As part of our hospital re-build I’ve just been informed that a number of departments will be smaller than planned due to foreseeable reduction in the birth rate in the East of London. Interesting statement to make, and Could well influence macro decisions for investment.

It does seem to fly in the face of the huge amount of building from Finsbury Park down to Canning Town- with huge tower blocks of flats being put up.

 

My Brother-in-Law works in regeneration in East London and a couple of years ago he was telling me about a huge project planned along the banks of the Thames, involving the building of thousands of houses. I've seen the plans and it looks interesting. No idea if it will really go ahead.

Maybe your bosses know about the plans for this and think people will move out of the old East End into these new areas to raise families and commute into London for work.

"The Thames Gateway is Europe’s largest regeneration project, stretching 40 miles along the Thames estuary from Canary Wharf in London to Southend in Essex and Sittingbourne in Kent. The area includes the largest designated brownfield site in the south of England, which is intended to become a leading eco-region".

The government anticipates the Thames Gateway will provide environmental jobs and lead the way with a greater use of renewables and new technologies.

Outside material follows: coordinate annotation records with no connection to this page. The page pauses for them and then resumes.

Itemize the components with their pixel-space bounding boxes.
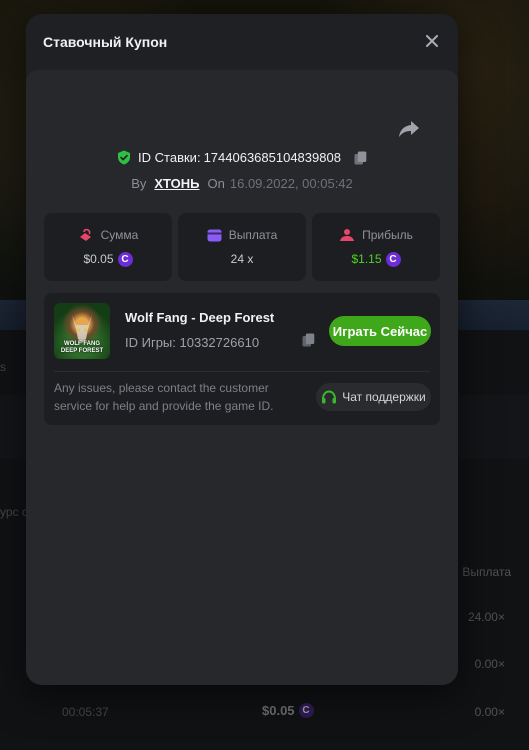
stat-profit-value: $1.15 xyxy=(351,252,382,266)
support-chat-button[interactable]: Чат поддержки xyxy=(316,383,431,411)
amount-icon xyxy=(79,228,91,241)
bet-id-label: ID Ставки: xyxy=(138,150,201,165)
headset-icon xyxy=(322,389,337,403)
coin-icon: C xyxy=(117,251,133,267)
support-hint-text: Any issues, please contact the customer … xyxy=(54,381,274,413)
copy-bet-id-button[interactable] xyxy=(354,151,367,165)
verified-shield-icon xyxy=(118,150,131,165)
game-name[interactable]: Wolf Fang - Deep Forest xyxy=(125,310,274,325)
thumbnail-caption: WOLF FANG DEEP FOREST xyxy=(60,341,104,354)
play-now-button[interactable]: Играть Сейчас xyxy=(329,316,431,346)
close-icon xyxy=(426,35,438,47)
stat-payout-label: Выплата xyxy=(228,228,278,242)
bet-stats: Сумма $0.05 C Выплата 24 x Прибыль $1.15… xyxy=(44,213,440,281)
profit-icon xyxy=(340,228,355,241)
stat-amount: Сумма $0.05 C xyxy=(44,213,172,281)
stat-payout: Выплата 24 x xyxy=(178,213,306,281)
game-id-label: ID Игры: xyxy=(125,335,176,350)
stat-profit-label: Прибыль xyxy=(362,227,413,242)
coupon-body: ID Ставки: 1744063685104839808 By ХТОНЬ … xyxy=(26,70,458,685)
bet-author-row: By ХТОНЬ On 16.09.2022, 00:05:42 xyxy=(26,176,458,191)
username-link[interactable]: ХТОНЬ xyxy=(154,176,199,191)
support-chat-label: Чат поддержки xyxy=(342,390,426,404)
stat-payout-value: 24 x xyxy=(230,252,254,266)
divider xyxy=(54,371,430,372)
game-card: WOLF FANG DEEP FOREST Wolf Fang - Deep F… xyxy=(44,293,440,425)
game-id-value: 10332726610 xyxy=(179,335,260,350)
on-label: On xyxy=(207,176,225,191)
share-button[interactable] xyxy=(398,119,422,141)
wallet-icon xyxy=(207,229,222,241)
copy-icon xyxy=(302,333,315,347)
coin-icon: C xyxy=(385,251,401,267)
game-id: ID Игры: 10332726610 xyxy=(125,335,259,350)
close-button[interactable] xyxy=(422,31,442,51)
stat-amount-label: Сумма xyxy=(100,227,139,242)
bet-coupon-modal: Ставочный Купон ID Ставки: 1744063685104… xyxy=(26,14,458,685)
modal-title: Ставочный Купон xyxy=(43,34,168,50)
stat-amount-value: $0.05 xyxy=(83,252,114,266)
stat-profit: Прибыль $1.15 C xyxy=(312,213,440,281)
by-label: By xyxy=(131,176,147,191)
copy-icon xyxy=(354,151,367,164)
bet-id-row: ID Ставки: 1744063685104839808 xyxy=(26,150,458,165)
bet-date: 16.09.2022, 00:05:42 xyxy=(229,176,353,191)
share-icon xyxy=(399,121,419,137)
copy-game-id-button[interactable] xyxy=(302,333,315,352)
bet-id-value: 1744063685104839808 xyxy=(203,150,341,165)
game-thumbnail[interactable]: WOLF FANG DEEP FOREST xyxy=(54,303,110,359)
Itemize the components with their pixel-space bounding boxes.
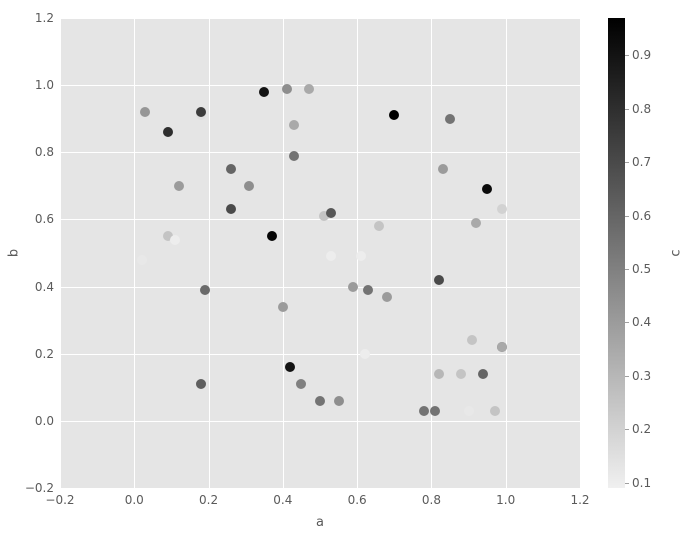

Carbon neutral improvements to both new and existing homes and buildings will aim to create a leading eco-region for the rest of the country to follow.

Regenerating existing towns and creating new carbon-neutral urban developments is intended to transform the Thames Gateway region and relieve the huge demand for housing in the south east region.

The Thames Gateway is a cluster of cities, towns and villages around the Thames estuary. Each is different and individual, but networked together".